序列分析发现，FMDV2A的氨基酸序列高度保守, 多肽序列中含有的基序为“-DxExNPGP-”,最后三个氨基酸(-NPG-)则完全保守，并且2B蛋白N端第一个氨基酸Pro也完全保守，该保守元件在2A起始剪切中起到关键作用。研究表明2A和2B总是在Gly和Pro之间切开, 动力学和结构模型分析表明，Gly和Pro之间的肽键实际上并未形成(Doronina, Mol.Cell. Biol., 2008, 28：4227- 4239)。在翻译过程中, 2A 的高级结构对核糖体肽基转移酶中心造成空间排阻, 使肽基(2A)-tRNA酯键无法形成。由于空间排阻使Pro-tRNA 氨基氮亲核进攻无法完成, 代之则是肽基(2A)-tRNA 酯键的水解作用, 形成与2A的融合蛋白,同时核糖体能继续翻译下游蛋白2B , 整个过程不需要任何蛋白酶参与(ChinnasamyVirol J， 2006， 3: 14)。可见, 2A 能起到类似蛋白水解酶的作用, 在2A 和2B 位点将其顺式切开，FMDV 2A 独特的剪切机制决定了2A只有在真核翻译系统中有活性, 而在原核翻译系统中无活性。FMDV 基因表达产物中不存在未剪切的多聚蛋白前体, 因此FMDV 2A的天然剪切活力可达到100 %，( Szymczak, Nat Biotechnol, 2004, 22: 589– 594), FMDV2A对体外构建的多顺反子剪切效率也能达到85%-95%。Sequence analysis found that the amino acid sequence of FMDV2A is highly conserved, the motif contained in the polypeptide sequence is "-DxExNPGP-", the last three amino acids (-NPG-) are completely conserved, and the first amino acid Pro at the N-terminal of 2B protein is also completely conserved. Conserved, this conserved element plays a key role in the 2A initiation cleavage. Studies have shown that 2A and 2B are always cleaved between Gly and Pro, and kinetic and structural modeling analysis shows that the peptide bond between Gly and Pro is not actually formed (Doronina, Mol. Cell. Biol., 2008, 28 : 4227-4239). During translation, the higher-order structure of 2A causes steric exclusion at the ribosomal peptidyltransferase center, preventing the formation of a peptidyl(2A)-tRNA ester bond. Due to the steric exclusion, the nucleophilic attack of the amino nitrogen of Pro-tRNA cannot be completed. Instead, the hydrolysis of the peptidyl (2A)-tRNA ester bond forms a fusion protein with 2A. At the same time, the ribosome can continue to translate the downstream protein 2B. The process does not require any protease involvement (Chinnasamy Virol J, 2006, 3: 14). It can be seen that 2A can play a similar role as a proteolytic enzyme, cutting it in cis at the 2A and 2B sites.
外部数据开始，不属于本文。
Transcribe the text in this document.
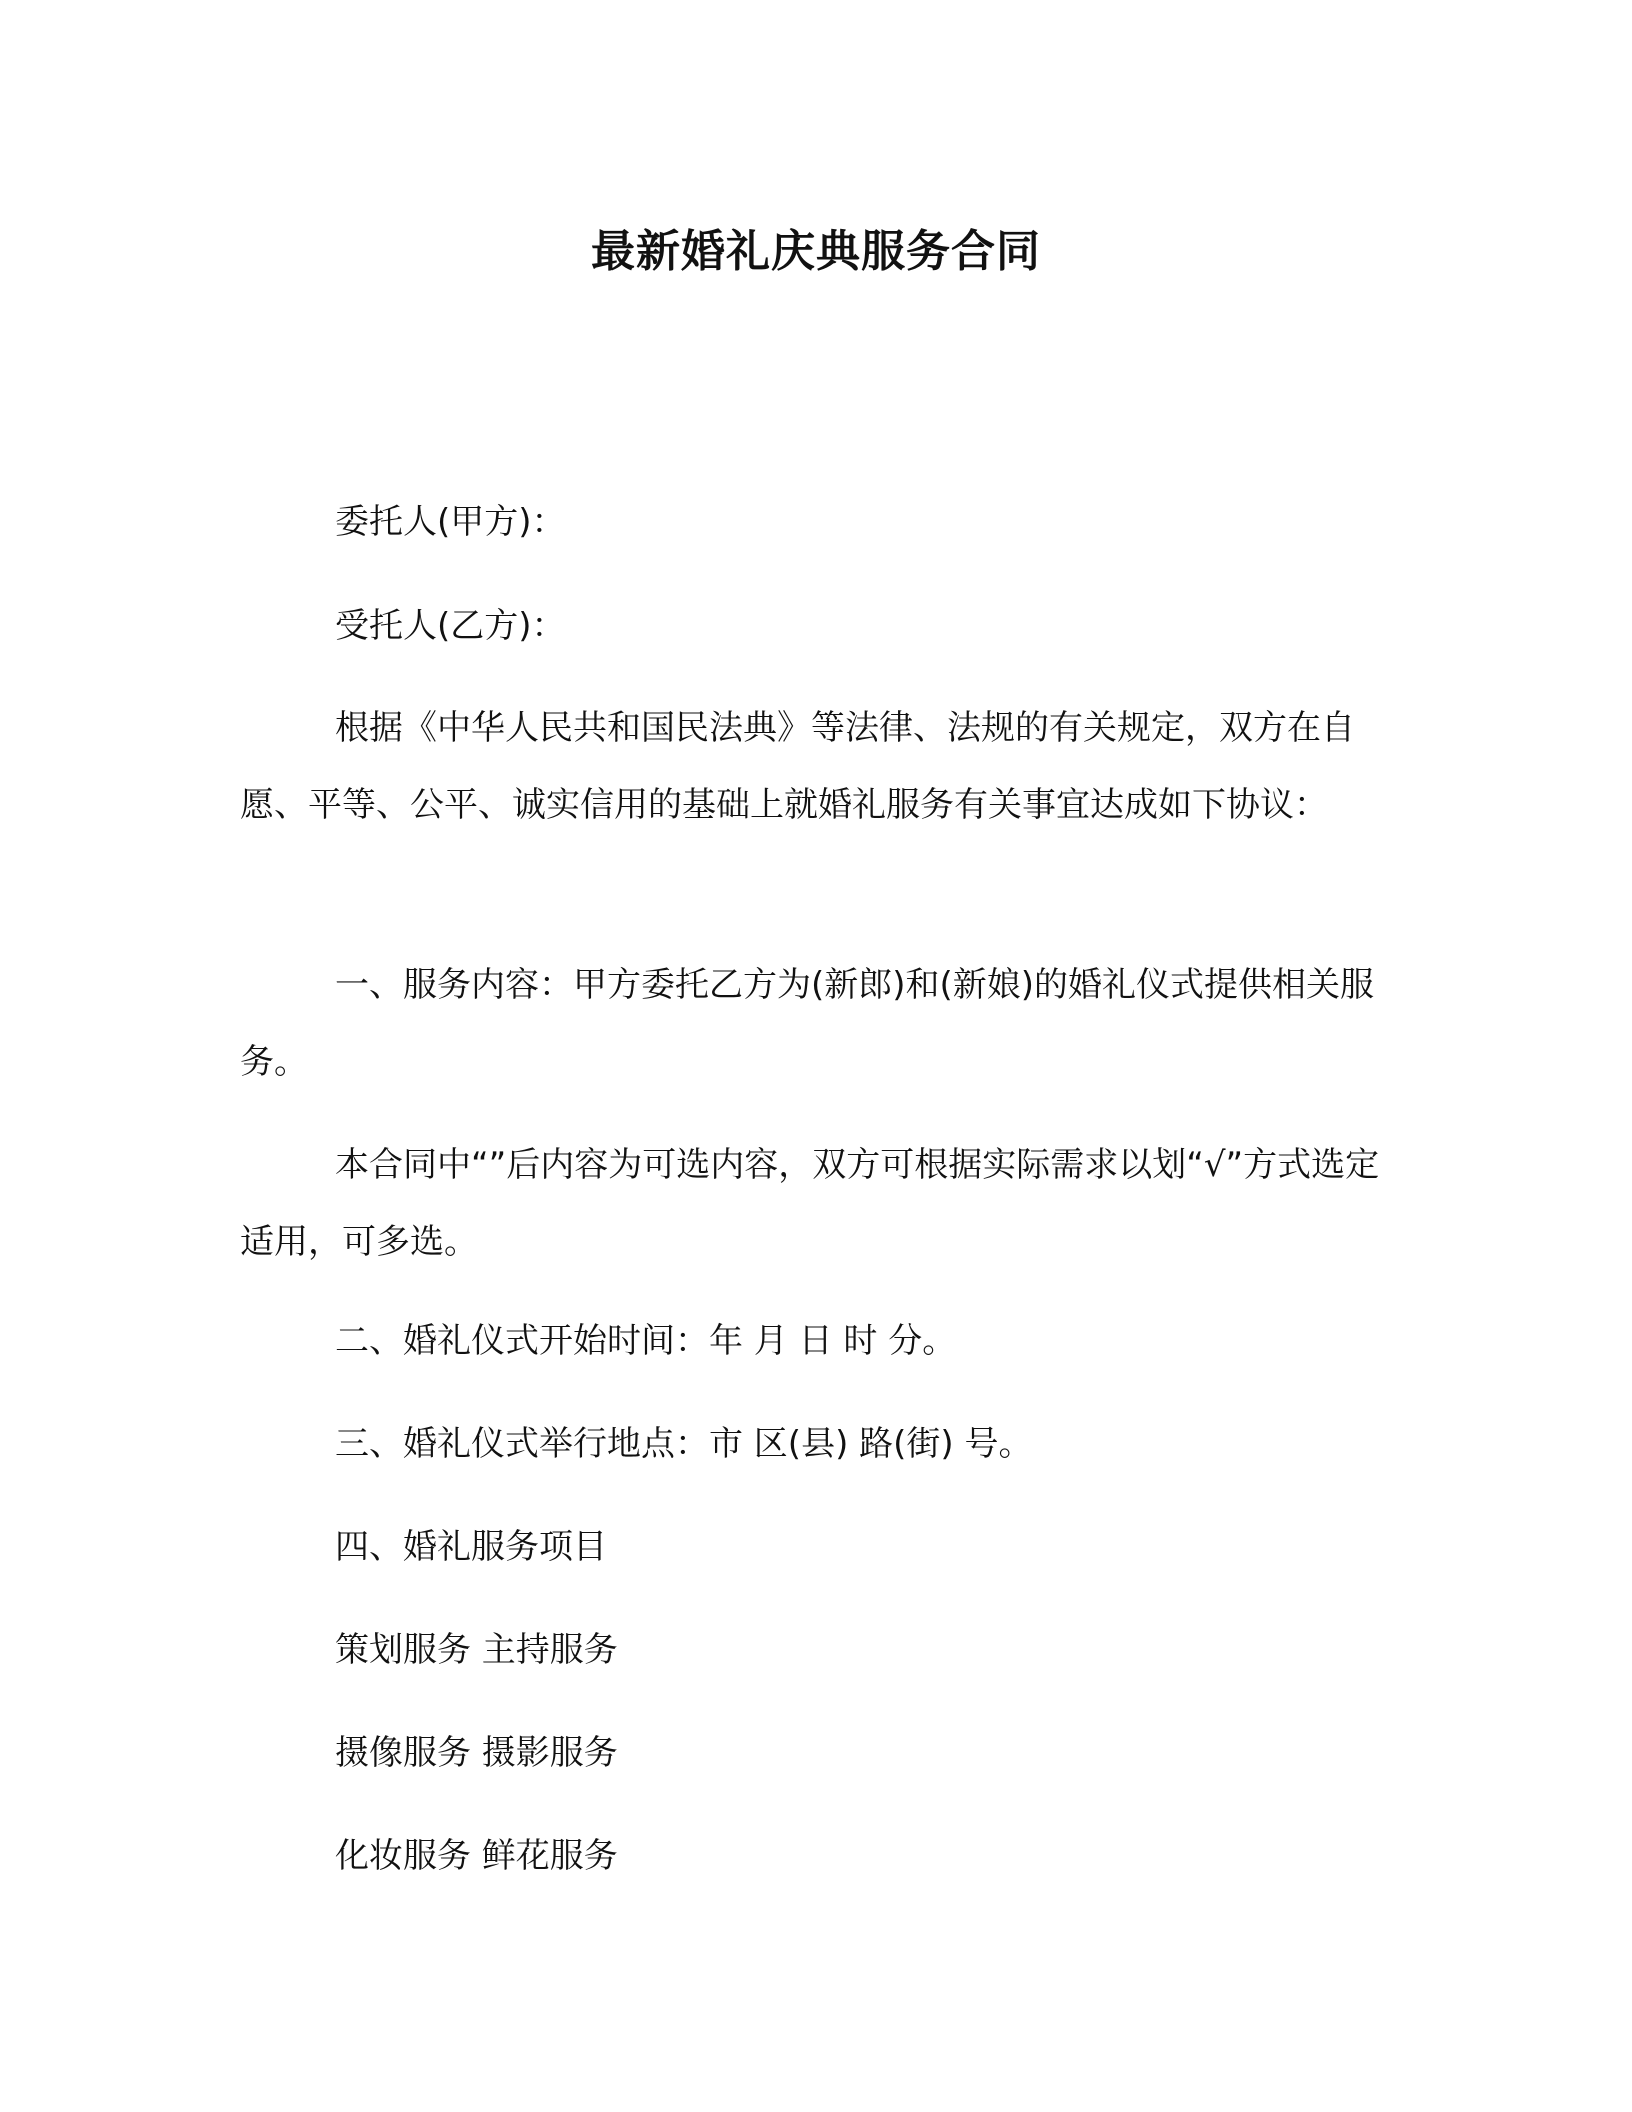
最新婚礼庆典服务合同

委托人(甲方)：

受托人(乙方)：

根据《中华人民共和国民法典》等法律、法规的有关规定，双方在自愿、平等、公平、诚实信用的基础上就婚礼服务有关事宜达成如下协议：

一、服务内容：甲方委托乙方为(新郎)和(新娘)的婚礼仪式提供相关服务。

本合同中“”后内容为可选内容，双方可根据实际需求以划“√”方式选定适用，可多选。

二、婚礼仪式开始时间：年 月 日 时 分。

三、婚礼仪式举行地点：市 区(县) 路(街) 号。

四、婚礼服务项目

策划服务 主持服务

摄像服务 摄影服务

化妆服务 鲜花服务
The unique splicing mechanism of FMDV 2A determines that 2A is only active in the eukaryotic translation system, but in prokaryotic translation. There is no activity in the system. There is no uncleaved polyprotein precursor in the FMDV gene expression product, so the natural cleavage activity of FMDV 2A can reach 100%. The polycistronic shearing efficiency can also reach 85%-95%.

体外构建FMDV 2A 多顺反子的特点是:基因之间以2A序列连接, 同时去除上游基因的终止密码子以形成一个长的开放读码框。翻译时多聚蛋白可在编码2A 区域的C 端被2A切割开, 释放出融合了2A多肽尾巴的上游蛋白, 以及完整的下游蛋白(刘必胜,生物工程学报,2007,23(5):765-769)。目前, FMDV 2A多顺反子系统已被应用于腺病毒(adenovirus)、逆转录病毒(retrovirus)、慢病毒(lentivirus) 、腺相关病毒(adeno-associated virus)等载体的构建(Osborn, Mol Ther, 2005, 12: 569– 574)。The characteristics of the FMDV 2A polycistronic constructed in vitro are: the 2A sequence is connected between genes, and the stop codon of the upstream gene is removed to form a long open reading frame. During translation, the polyprotein can be cleaved by 2A at the C-terminus of the coding region of 2A to release the upstream protein fused with the 2A polypeptide tail, as well as the complete downstream protein (Liu Bisheng, Chinese Journal of Biological Engineering, 2007, 23(5):765- 769). At present, the FMDV 2A polycistronic system has been used in the construction of adenovirus, retrovirus, lentivirus, adeno-associated virus and other vectors (Osborn, Mol Ther , 2005, 12: 569–574).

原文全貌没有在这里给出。